而那個能以一人之力重挫十大派的人,更是何等令人驚歎!
慢著!聶風想到這裡,猝地記起當年在雪地之上、風月門「風清鷹」兄弟一直追捕鬼虎,就是要找出鬼虎叔叔主人的下落,他的主人,也曾以一人之力重創十大門派,令致武林一度蕭條。
難道,眼前這隴山四君子話中的他,正是鬼虎叔叔已經死了的……
主人?
當年十大門派的餘孽或後代,仍是對他窮追不捨,不放過任何一雪前恥的機會?
聶風不期然回望步驚雲,只見他似亦陷於一片沉思,看來,他雖並沒修習聶風獨門的「冰心訣」.亦能從隴山四君子的咀的移動大概知他們在說些什麼鬼話。
此時,聶風又聽四君子中的老三道:「是了!二哥,那傢伙每天前來這爿茶室,究竟幹些什麼?」
「他?嘿嘿,據探子給我的訊息,他在這茶室所幹的事,可真是報應呢!他呀,他其實前來這茶室內是為了……」
話未說完,就見那老二臉色一變,繼而一陣振奮低呼:「啊!一說曹操,曹操便到!」
「他……」
「來了!」
來了!隴山四君子的老二能夠知道「他」來了,緣於他已清楚聽見遠處傳來一些聲音。
身懷「冰心訣」的聶風當然也聽見了,就連一直沉默的步驚雲亦同時聽見了!只因為那陣從遠處傳來的聲音並不難辨認,那是一陣——
胡琴之音!
一陣非常蒼涼寂寞的胡琴之音!
難以想象,世上竟有能奏出如此蒼涼、如此寂寞的胡琴之音之人,那種蒼涼,彷彿天大地大,卻空餘他一人在飲恨,宛如一個薄命一生的滄浪客在詠噓遺恨。

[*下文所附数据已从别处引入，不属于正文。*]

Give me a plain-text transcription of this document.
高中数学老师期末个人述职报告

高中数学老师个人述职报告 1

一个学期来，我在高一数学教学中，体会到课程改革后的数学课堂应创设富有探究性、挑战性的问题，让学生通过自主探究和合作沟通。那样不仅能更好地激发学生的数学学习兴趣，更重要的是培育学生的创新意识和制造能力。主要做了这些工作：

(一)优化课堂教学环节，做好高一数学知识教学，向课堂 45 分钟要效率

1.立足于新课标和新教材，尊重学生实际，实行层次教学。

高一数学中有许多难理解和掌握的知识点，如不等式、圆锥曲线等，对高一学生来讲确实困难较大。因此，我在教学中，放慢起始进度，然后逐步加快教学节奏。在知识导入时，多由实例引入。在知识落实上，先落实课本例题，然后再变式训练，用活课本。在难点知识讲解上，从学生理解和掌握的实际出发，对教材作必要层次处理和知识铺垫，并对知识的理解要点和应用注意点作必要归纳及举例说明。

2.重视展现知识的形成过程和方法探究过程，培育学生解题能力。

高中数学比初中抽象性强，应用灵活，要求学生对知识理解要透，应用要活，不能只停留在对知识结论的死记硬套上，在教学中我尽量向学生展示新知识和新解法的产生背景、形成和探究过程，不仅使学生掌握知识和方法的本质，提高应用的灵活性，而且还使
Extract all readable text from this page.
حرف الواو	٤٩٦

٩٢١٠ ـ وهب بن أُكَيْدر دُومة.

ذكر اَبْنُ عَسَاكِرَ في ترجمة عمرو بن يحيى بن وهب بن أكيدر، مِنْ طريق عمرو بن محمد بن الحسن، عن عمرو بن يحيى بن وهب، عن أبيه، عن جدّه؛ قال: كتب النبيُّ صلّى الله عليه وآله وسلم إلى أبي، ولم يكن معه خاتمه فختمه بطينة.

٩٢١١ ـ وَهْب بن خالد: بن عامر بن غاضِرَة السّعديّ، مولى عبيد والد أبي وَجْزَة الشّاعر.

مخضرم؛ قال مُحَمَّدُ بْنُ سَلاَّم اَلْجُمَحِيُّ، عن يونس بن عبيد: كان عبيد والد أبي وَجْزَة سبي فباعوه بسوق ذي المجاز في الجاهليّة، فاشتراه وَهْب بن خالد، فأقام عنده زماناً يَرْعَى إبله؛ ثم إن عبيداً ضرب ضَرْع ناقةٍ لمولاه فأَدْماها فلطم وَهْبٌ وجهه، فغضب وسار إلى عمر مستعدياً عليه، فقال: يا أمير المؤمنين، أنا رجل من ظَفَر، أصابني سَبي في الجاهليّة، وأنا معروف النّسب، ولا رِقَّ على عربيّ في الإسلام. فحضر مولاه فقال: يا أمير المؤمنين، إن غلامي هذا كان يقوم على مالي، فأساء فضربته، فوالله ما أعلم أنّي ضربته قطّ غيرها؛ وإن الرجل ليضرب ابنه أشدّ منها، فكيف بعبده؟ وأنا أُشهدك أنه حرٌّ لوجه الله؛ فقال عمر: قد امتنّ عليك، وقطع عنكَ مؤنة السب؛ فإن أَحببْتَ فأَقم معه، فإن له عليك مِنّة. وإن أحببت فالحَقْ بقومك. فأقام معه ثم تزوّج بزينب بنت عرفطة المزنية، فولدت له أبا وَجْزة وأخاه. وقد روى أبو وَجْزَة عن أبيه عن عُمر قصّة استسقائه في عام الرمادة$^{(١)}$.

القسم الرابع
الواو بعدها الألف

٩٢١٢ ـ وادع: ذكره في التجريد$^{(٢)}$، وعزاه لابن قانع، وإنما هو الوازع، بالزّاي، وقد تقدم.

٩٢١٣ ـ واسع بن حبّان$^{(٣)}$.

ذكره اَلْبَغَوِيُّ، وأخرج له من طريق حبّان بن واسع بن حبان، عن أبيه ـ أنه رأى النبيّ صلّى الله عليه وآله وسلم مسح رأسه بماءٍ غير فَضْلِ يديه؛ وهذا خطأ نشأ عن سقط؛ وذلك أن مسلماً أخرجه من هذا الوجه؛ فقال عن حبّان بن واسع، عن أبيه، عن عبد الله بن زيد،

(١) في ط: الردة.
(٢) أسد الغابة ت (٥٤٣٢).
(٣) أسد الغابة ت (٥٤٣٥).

琴音中的寂寞之意,更令聞者心碎,宛如,「寂寞」,已成為一件令人心碎欲死的武器……
然而,管琴音蒼涼蕭索,聶風與步驚雲卻並沒心碎,他倆只是面色陡變!全因為,他倆皆曾聽過這胡琴之音!
還記得,聶風在十一歲之年,也曾在鬼虎叔叔所棲身的蛇穴之內,以冰心訣隱隱聽見從漫天風雪中傳來的一些胡琴之音,當其時,小小年紀的他,亦一度認為鬼虎叔叔的主人可能未死,可惜到後來,其主人始終沒在小聶風的眼前出現。
不過令聶風始終印象猶新的,還是那些若隱若現、似有似無的胡琴之音,當年雪地上所傳來的琴音,它的曲調,正好與現下從遠處傳來茶室的琴音——模一樣!
怎麼可能?聶風深深納罕,那種胡琴的蒼涼曲調,並不民間的一般樂曲,而是經人悉心編排,故如今奏此樂章的人,定是當年於雪地操琴的人無疑,難道……
鬼虎叔叔的主人真的未死?
這個曾叱吒一時、名動江湖的一代豪傑若然未死,那,已借死不問世事多年的他,如今又是何生模樣?
一念至此,聶風的好奇心更是大起,益發想一睹這個曾令鬼虎叔叔忠心不二的主人,霎時之間,聶風的心頭充滿熱切的期待。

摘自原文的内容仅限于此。